Hmm, sieht danach aus, als hätten wir jetzt Posten zu vergeben? Projektleiter, Testfahrer, Sponsoren, technische Überwacher, Auswerter, Bewerter... ;-)

Ich persönlich könnte mir vorstellen, am Testaufbau, Planung bzw. ggfs. Test-'Handbuch' mitzuwirken, so als kritischer Berater, wie immer ;-)

Was brauchen wir denn überhaupt alles?

Grüße
teenie

Die Segler haben da schon was gemacht: Das ist das an was ich gedacht hätte, da ist auch alles genau beschrieben, wobei die haben ihgre Schwertprofile nur mal berechnet:

http://www.segel.de/javelin/dasboot/schwertprofil.html

Ach ja und sorry, ich hab einfach zu wenig Zeit für die Spielereien.

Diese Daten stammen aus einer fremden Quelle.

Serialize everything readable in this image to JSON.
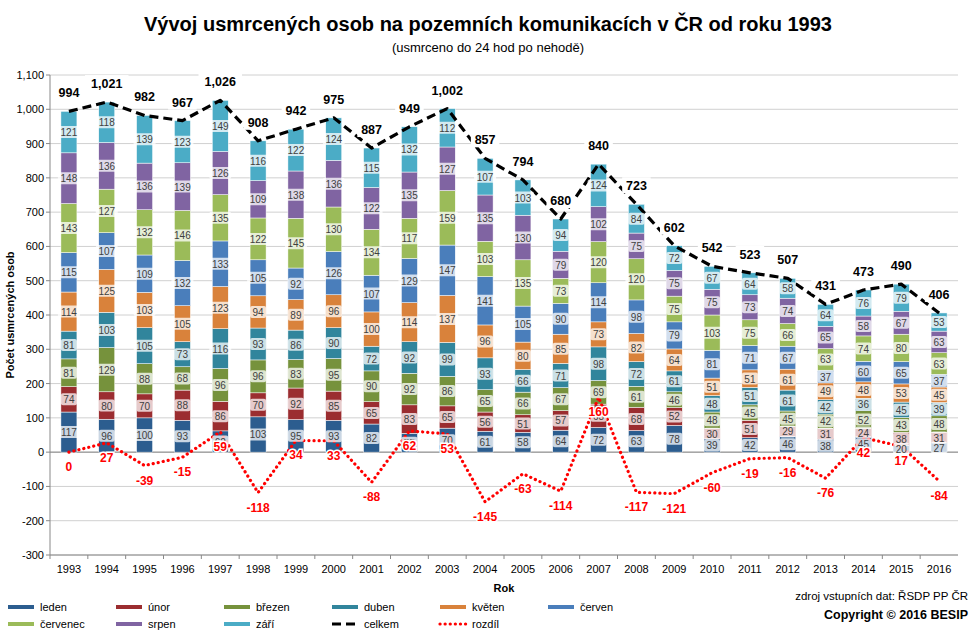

Was man sich aber mal überlegen könnte: Ganz einfach mal einen mechanischen Winkelmesser einbauen, der die Abdrift der Finne misst. Und man dann dokumentiert, bei wecher Geschwindigkeit + Abdiriftwinkel man einen spin out hat.

Lessacher
01.10.2011, 18:17
Hat man schon vor 19 Jahren im Strömungskanal gemacht, Finne mehr oder weniger verdreht und angeströmt.
Wolfgang.

Lessacher
02.10.2011, 18:23
Man sollte aber mal drüber nachdenken was der Unterschied ist zwischen Abdrift der Finne und Abdrift des Brettes. Wolfgang

bernie_a74
03.11.2011, 20:02
Hat man schon vor 19 Jahren im Strömungskanal gemacht, Finne mehr oder weniger verdreht und angeströmt.
Wolfgang.

Darf man fragen wie die Ergebnisse waren? Insbesondere interessiert mich der Widerstand einer vollkommen gerade angeströmten Finne, im Vergleich dazu die Widerstandskraft im "Arbeitspunkt".

Lessacher
05.11.2011, 09:19
Im Surfsport gibt es keine gerade angestömte Finne.Daten waren ca.92 in der Surf.Ich schau mal nach. Für mich war das positiv. Hatte es schriftlich,daß meine Finne auf einer Seite 12% besser fuhr als auf der anderen. Oder schlechter? Wolfgang

bernie_a74
06.11.2011, 08:38
Ja bitte schau mal nach, würde mich echt interessieren.